Eating Less Meat And More Fruit Could Save Lives — And The Planet
• Report says eating more fruits and vegetables and less meat could reduce greenhouse gas emissions.
• Global mortality could decline by as much as 10 percent.
• Over a quarter of all greenhouse gas emissions arise from food production.
Millions of lives and trillions of dollars could be saved if people the world over ate more fruits and vegetables and less red meat, according to a new study. Such a shift in global eating patterns would also reduce the planetary burden of greenhouse gas emissions and help halt the worst effects of climate change.
The report, published Monday in the journal Proceedings of the National Academy of Sciences, argues that food-related emissions could fall between 29 and 70 percent by 2050 were the world’s population to adhere to certain dietary guidelines established by global health agencies. Global mortality could drop by as much as 10 percent — preventing as many as 8.1 million deaths per year — and between $1 trillion and $31 trillion could be saved.

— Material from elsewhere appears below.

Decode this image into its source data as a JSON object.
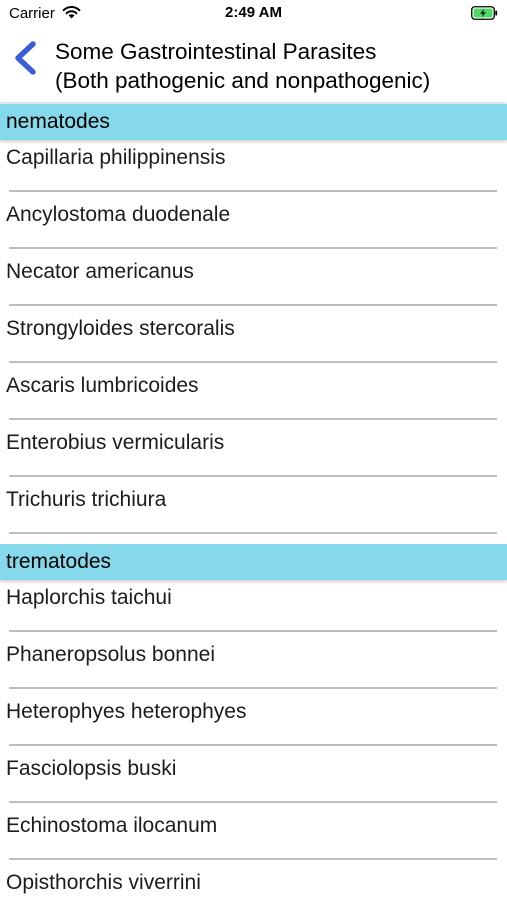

If those estimates seem to range pretty widely, it’s for a good reason. Marco Springmann, a research fellow at the Oxford Martin Programme on the Future of Food and the study’s co-author, said the strikingly different estimates reflect a number of different scenarios — for example, a scenario where people simply eat less meat and more produce, versus scenarios where everyone in the world goes vegetarian or vegan. While the latter cases may seem extreme, even a more modest change could dramatically aid humanity, according to the research.
“The size of the projected benefits, even taking into account all of the caveats about the unavoidable sources of uncertainty in our work, should encourage researchers and policy makers to act to improve consumption patterns,” the paper reads.